Lenin 1902’de yazdığı devrimci mücadele için hala bir kutup yıldızı niteliğinde olan Ne Yapmalı adlı kitabını başlangıçta siyasal ajitasyonun temel niteliği, örgütsel görevler ve örgütün inşa sorunlarıyla ilgili üç temel konuya yönelik olarak tasarlamıştı. Ancak daha sonra kitabı “yalnızca bu üç sorunun tahliliyle sınırlandırma” yönündeki planı iki nedenden dolayı gerçekleştirememişti. Lenin bunun nedenini “ekonomizmin sandıklarından dirençli çıkması” ve bu bağlamda “ekonomistlerle bütün temel görüş ayrılıklarının sistematik biçimde ‘açıklığa kavuşturma” gereği olarak belirtmişti.
Ne Yapmalı gibi tarihsel önemde bir kitabın yazım planını değiştiren ekonomizm o dönemdeki temsilcileri tarafından en özlü biçimde “bir rubleye bir kopek katmanın her türlü sosyalizmden ve siyasetten daha değerli olduğu ve “gelecek kuşaklar için değil de kendileri ve çocukları için savaştıklarını bilerek savaşmaları gerektiği” şeklinde ifade ediliyordu. Ekonomik mücadeleyi siyasal mücadeleden ayıran, sınıf bilincinin sınıf savaşımının doğal bir sonucu olduğunu vazeden bu yaklaşım 1900’ler başında Rus işçi sınıf hareketini “boğmuş” durumdaydı. Bu yüzden işçi sınıfının kendisi için sınıf olmasının kaçınılmaz gereği olan bilinç unsurunu görmezden gelen, onu nihai kurtuluşa taşıyacak olmazsa olmaz değerdeki “devrimcilerin güçlü ve merkezileşmiş örgütünü kurma” yönlü doğrudan uzaklaştıran bu kandırmacanın ipliğinin pazara çıkarılması acil bir görevdi.
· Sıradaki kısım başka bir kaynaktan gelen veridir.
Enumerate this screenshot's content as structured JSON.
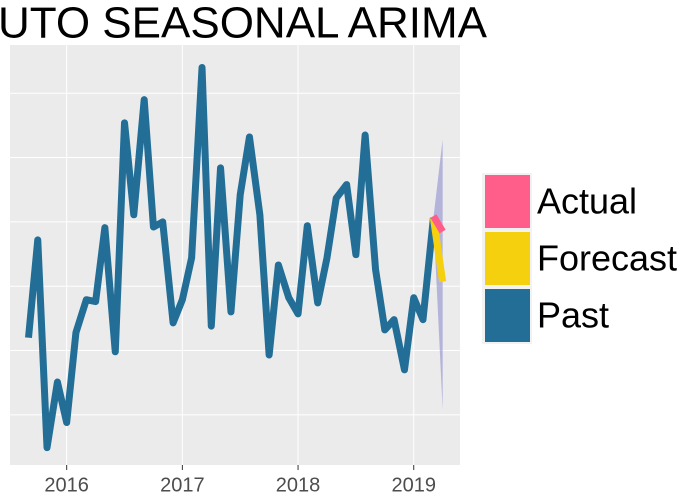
{
  "chart_data": {
    "type": "line",
    "title": "UTO SEASONAL ARIMA",
    "x": [
      2015.67,
      2015.75,
      2015.83,
      2015.92,
      2016.0,
      2016.08,
      2016.17,
      2016.25,
      2016.33,
      2016.42,
      2016.5,
      2016.58,
      2016.67,
      2016.75,
      2016.83,
      2016.92,
      2017.0,
      2017.08,
      2017.17,
      2017.25,
      2017.33,
      2017.42,
      2017.5,
      2017.58,
      2017.67,
      2017.75,
      2017.83,
      2017.92,
      2018.0,
      2018.08,
      2018.17,
      2018.25,
      2018.33,
      2018.42,
      2018.5,
      2018.58,
      2018.67,
      2018.75,
      2018.83,
      2018.92,
      2019.0,
      2019.08,
      2019.17
    ],
    "series": [
      {
        "name": "Actual",
        "color": "#ff5e8a",
        "x": [
          2019.17,
          2019.25
        ],
        "values": [
          4.09,
          3.85
        ]
      },
      {
        "name": "Forecast",
        "color": "#f5d00f",
        "x": [
          2019.17,
          2019.25
        ],
        "values": [
          4.06,
          3.07
        ]
      },
      {
        "name": "Past",
        "color": "#236e96",
        "values": [
          2.2,
          3.72,
          0.49,
          1.51,
          0.88,
          2.28,
          2.79,
          2.76,
          3.91,
          1.98,
          5.54,
          4.11,
          5.9,
          3.92,
          4.0,
          2.43,
          2.79,
          3.44,
          6.4,
          2.38,
          4.84,
          2.6,
          4.42,
          5.32,
          4.11,
          1.93,
          3.33,
          2.82,
          2.57,
          3.94,
          2.74,
          3.44,
          4.37,
          4.58,
          3.49,
          5.35,
          3.26,
          2.32,
          2.48,
          1.7,
          2.82,
          2.48,
          4.06
        ]
      }
    ],
    "interval": {
      "color": "#8f8fd0",
      "x": [
        2019.17,
        2019.25
      ],
      "lower": [
        4.06,
        1.08
      ],
      "upper": [
        4.06,
        5.28
      ]
    },
    "xlim": [
      2015.51,
      2019.4
    ],
    "xticks": [
      2016,
      2017,
      2018,
      2019
    ],
    "ylim": [
      0.22,
      6.75
    ],
    "ygrid": [
      1,
      2,
      3,
      4,
      5,
      6
    ],
    "grid": true
  }
}
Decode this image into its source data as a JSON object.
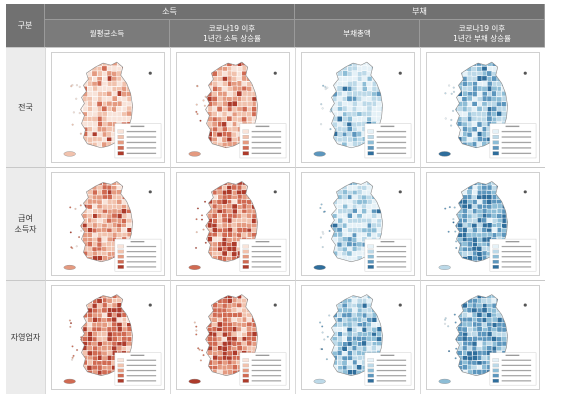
{
  "header": {
    "corner": "구분",
    "groups": {
      "income": "소득",
      "debt": "부채"
    },
    "columns": {
      "avg_income": "월평균소득",
      "income_growth_l1": "코로나19 이후",
      "income_growth_l2": "1년간 소득 상승률",
      "total_debt": "부채총액",
      "debt_growth_l1": "코로나19 이후",
      "debt_growth_l2": "1년간 부채 상승률"
    }
  },
  "rows": [
    {
      "label_l1": "전국",
      "label_l2": ""
    },
    {
      "label_l1": "급여",
      "label_l2": "소득자"
    },
    {
      "label_l1": "자영업자",
      "label_l2": ""
    }
  ],
  "colors": {
    "income_scale": [
      "#f8e3d9",
      "#f1c2ad",
      "#e49a80",
      "#d06a52",
      "#ad3b2b"
    ],
    "debt_scale": [
      "#e5f1f7",
      "#bcd9e8",
      "#8dbdd6",
      "#5c96bd",
      "#2f6e9c"
    ]
  },
  "maps": [
    [
      "income-light",
      "income-medium",
      "debt-light",
      "debt-medium"
    ],
    [
      "income-medium",
      "income-dark",
      "debt-light",
      "debt-dark"
    ],
    [
      "income-dark",
      "income-dark",
      "debt-medium",
      "debt-dark"
    ]
  ]
}
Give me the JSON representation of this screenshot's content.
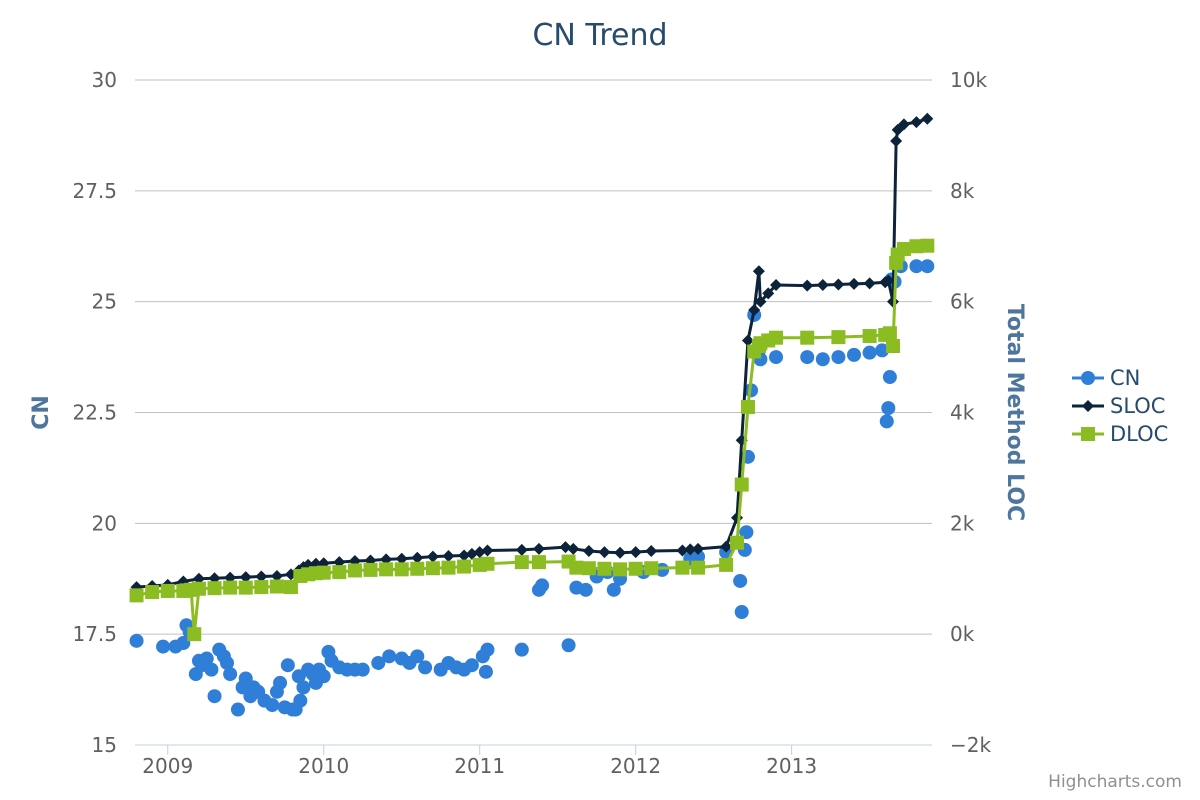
{
  "chart_data": {
    "type": "line",
    "title": "CN Trend",
    "credits": "Highcharts.com",
    "x_ticks": [
      "2009",
      "2010",
      "2011",
      "2012",
      "2013"
    ],
    "x_tick_values": [
      2009.0,
      2010.0,
      2011.0,
      2012.0,
      2013.0
    ],
    "xlim": [
      2008.79,
      2013.9
    ],
    "y_left": {
      "label": "CN",
      "ticks": [
        "15",
        "17.5",
        "20",
        "22.5",
        "25",
        "27.5",
        "30"
      ],
      "lim": [
        15,
        30
      ]
    },
    "y_right": {
      "label": "Total Method LOC",
      "ticks": [
        "−2k",
        "0k",
        "2k",
        "4k",
        "6k",
        "8k",
        "10k"
      ],
      "lim": [
        -2000,
        10000
      ]
    },
    "grid": true,
    "legend_position": "right",
    "colors": {
      "CN": "#2f7ed8",
      "SLOC": "#0d233a",
      "DLOC": "#8bbc21",
      "grid": "#c0c0c0",
      "title": "#274b6d",
      "axis_label": "#4d759e"
    },
    "series": [
      {
        "name": "CN",
        "axis": "left",
        "marker": "circle",
        "line": false,
        "x": [
          2008.8,
          2008.97,
          2009.05,
          2009.1,
          2009.12,
          2009.14,
          2009.18,
          2009.2,
          2009.22,
          2009.25,
          2009.28,
          2009.3,
          2009.33,
          2009.36,
          2009.38,
          2009.4,
          2009.45,
          2009.48,
          2009.5,
          2009.53,
          2009.55,
          2009.58,
          2009.62,
          2009.67,
          2009.7,
          2009.72,
          2009.75,
          2009.77,
          2009.8,
          2009.82,
          2009.84,
          2009.85,
          2009.87,
          2009.9,
          2009.93,
          2009.95,
          2009.97,
          2010.0,
          2010.03,
          2010.05,
          2010.1,
          2010.15,
          2010.2,
          2010.25,
          2010.35,
          2010.42,
          2010.5,
          2010.55,
          2010.6,
          2010.65,
          2010.75,
          2010.8,
          2010.85,
          2010.9,
          2010.95,
          2011.02,
          2011.04,
          2011.05,
          2011.27,
          2011.38,
          2011.4,
          2011.57,
          2011.62,
          2011.68,
          2011.75,
          2011.82,
          2011.86,
          2011.9,
          2012.05,
          2012.17,
          2012.3,
          2012.35,
          2012.4,
          2012.58,
          2012.67,
          2012.68,
          2012.7,
          2012.71,
          2012.72,
          2012.74,
          2012.76,
          2012.79,
          2012.8,
          2012.9,
          2013.1,
          2013.2,
          2013.3,
          2013.4,
          2013.5,
          2013.58,
          2013.61,
          2013.62,
          2013.63,
          2013.64,
          2013.66,
          2013.7,
          2013.8,
          2013.87
        ],
        "y": [
          17.35,
          17.22,
          17.22,
          17.3,
          17.7,
          17.55,
          16.6,
          16.9,
          16.8,
          16.95,
          16.7,
          16.1,
          17.15,
          17.0,
          16.85,
          16.6,
          15.8,
          16.3,
          16.5,
          16.1,
          16.3,
          16.2,
          16.0,
          15.9,
          16.2,
          16.4,
          15.85,
          16.8,
          15.8,
          15.8,
          16.55,
          16.0,
          16.3,
          16.7,
          16.6,
          16.4,
          16.7,
          16.55,
          17.1,
          16.9,
          16.75,
          16.7,
          16.7,
          16.7,
          16.85,
          17.0,
          16.95,
          16.85,
          17.0,
          16.75,
          16.7,
          16.85,
          16.75,
          16.7,
          16.8,
          17.0,
          16.65,
          17.15,
          17.15,
          18.5,
          18.6,
          17.25,
          18.55,
          18.5,
          18.8,
          18.9,
          18.5,
          18.75,
          18.9,
          18.95,
          19.0,
          19.2,
          19.25,
          19.35,
          18.7,
          18.0,
          19.4,
          19.8,
          21.5,
          23.0,
          24.7,
          23.9,
          23.7,
          23.75,
          23.75,
          23.7,
          23.75,
          23.8,
          23.85,
          23.9,
          22.3,
          22.6,
          23.3,
          25.5,
          25.45,
          25.8,
          25.8,
          25.8
        ]
      },
      {
        "name": "SLOC",
        "axis": "right",
        "marker": "diamond",
        "line": true,
        "x": [
          2008.8,
          2008.9,
          2009.0,
          2009.1,
          2009.2,
          2009.3,
          2009.4,
          2009.5,
          2009.6,
          2009.7,
          2009.79,
          2009.84,
          2009.87,
          2009.9,
          2009.95,
          2010.0,
          2010.1,
          2010.2,
          2010.3,
          2010.4,
          2010.5,
          2010.6,
          2010.7,
          2010.8,
          2010.9,
          2010.95,
          2011.0,
          2011.05,
          2011.27,
          2011.38,
          2011.55,
          2011.6,
          2011.7,
          2011.8,
          2011.9,
          2012.0,
          2012.1,
          2012.3,
          2012.35,
          2012.4,
          2012.58,
          2012.65,
          2012.68,
          2012.72,
          2012.76,
          2012.79,
          2012.8,
          2012.85,
          2012.9,
          2013.1,
          2013.2,
          2013.3,
          2013.4,
          2013.5,
          2013.6,
          2013.62,
          2013.65,
          2013.67,
          2013.68,
          2013.72,
          2013.8,
          2013.87
        ],
        "y": [
          850,
          870,
          890,
          950,
          1000,
          1010,
          1020,
          1030,
          1040,
          1050,
          1080,
          1150,
          1210,
          1250,
          1270,
          1280,
          1300,
          1320,
          1330,
          1350,
          1360,
          1380,
          1400,
          1410,
          1420,
          1450,
          1480,
          1510,
          1520,
          1540,
          1570,
          1540,
          1500,
          1480,
          1470,
          1480,
          1500,
          1510,
          1530,
          1540,
          1580,
          2100,
          3500,
          5300,
          5850,
          6550,
          6000,
          6150,
          6300,
          6290,
          6300,
          6310,
          6320,
          6330,
          6350,
          6380,
          6000,
          8900,
          9100,
          9200,
          9240,
          9300
        ]
      },
      {
        "name": "DLOC",
        "axis": "right",
        "marker": "square",
        "line": true,
        "x": [
          2008.8,
          2008.9,
          2009.0,
          2009.1,
          2009.12,
          2009.15,
          2009.17,
          2009.2,
          2009.3,
          2009.4,
          2009.5,
          2009.6,
          2009.7,
          2009.79,
          2009.85,
          2009.9,
          2009.95,
          2010.0,
          2010.1,
          2010.2,
          2010.3,
          2010.4,
          2010.5,
          2010.6,
          2010.7,
          2010.8,
          2010.9,
          2011.0,
          2011.05,
          2011.27,
          2011.38,
          2011.57,
          2011.62,
          2011.7,
          2011.8,
          2011.9,
          2012.0,
          2012.1,
          2012.3,
          2012.4,
          2012.58,
          2012.65,
          2012.68,
          2012.72,
          2012.76,
          2012.79,
          2012.8,
          2012.85,
          2012.9,
          2013.1,
          2013.3,
          2013.5,
          2013.6,
          2013.63,
          2013.65,
          2013.67,
          2013.68,
          2013.72,
          2013.8,
          2013.87
        ],
        "y": [
          700,
          760,
          780,
          780,
          790,
          800,
          0,
          820,
          830,
          840,
          840,
          850,
          860,
          850,
          1050,
          1080,
          1100,
          1110,
          1120,
          1150,
          1160,
          1170,
          1170,
          1180,
          1190,
          1200,
          1220,
          1250,
          1270,
          1300,
          1300,
          1310,
          1200,
          1190,
          1180,
          1170,
          1180,
          1190,
          1200,
          1200,
          1250,
          1650,
          2700,
          4100,
          5100,
          5200,
          5250,
          5300,
          5350,
          5350,
          5360,
          5380,
          5400,
          5430,
          5200,
          6700,
          6850,
          6950,
          7000,
          7010
        ]
      }
    ]
  }
}
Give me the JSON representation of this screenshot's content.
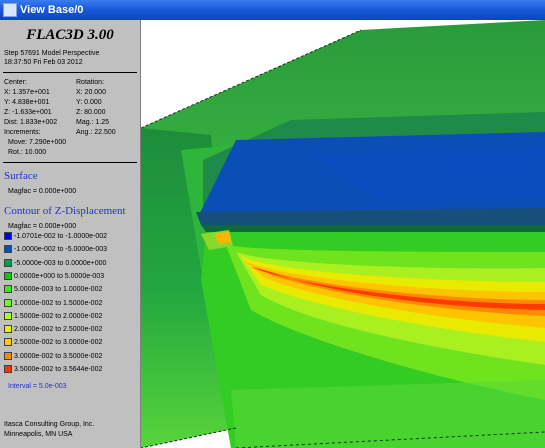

Günümüzde 12 Eylül faşizminin devrimci saflarda yarattığı yıkım ve 1990’larda reel sosyalist sistemin yıkılmasının yarattığı ideolojik sarsıntının etkileri, temel siyasi görevlere sırt çevirme, önemsizleştirme veya uzak olma başlıklarıyla işçi sınıfı içindeki çalışmalarda da görülüyor. Bu türden güçlerin öncülüğünde gelişen mücadele işçilerin sınıf bilinci kazanmasının önemine vurgu yaparken, aslında bunu sınıf savaşımının doğal bir sonucu olarak görmesinden kaynaklı ekonomist bir çizgiye sürüklüyor.
Tarihsel gelişimin doğal bir akış içinde kendiliğinden sonuçlar yaratacağını öngören ekonomist yaklaşım devrimci niyetlerden kopmuş olmak ya da Marksizme ilişkin bilgisizlik veya kavrayışsızlığın tezahürü olabilir. Ya da kimi zaman geçmiş sosyalizm deneyimlerinin ürettiği bürokratizme düşmeme kaygısı altında bir çeşit anarşizme saplanmanın veya her alanda karşımıza çıkan pasifizmin sonucu olarak da görülebilir. Başka bir yönüyle de tüm mücadele görüntüsüne rağmen, topyekün bir savaşımın sırtına yükleyeceği mücadele görevlerinden, sorumluluk ve risklerden kaçınmanın bir tezahürü olarak da ortaya çıkmaktadır. Bu anlamıyla ekonomizm, mücadele kaçkınlığıyla, oportünizmle ilişkilidir.
Hangi biçimiyle karşımızda olursa olsun ekonomizme karşı ideolojik mücadele yürütmek, onun gerçek yüzünü teşhir etmek temel mücadele görevlerimiz arasında olmalıdır.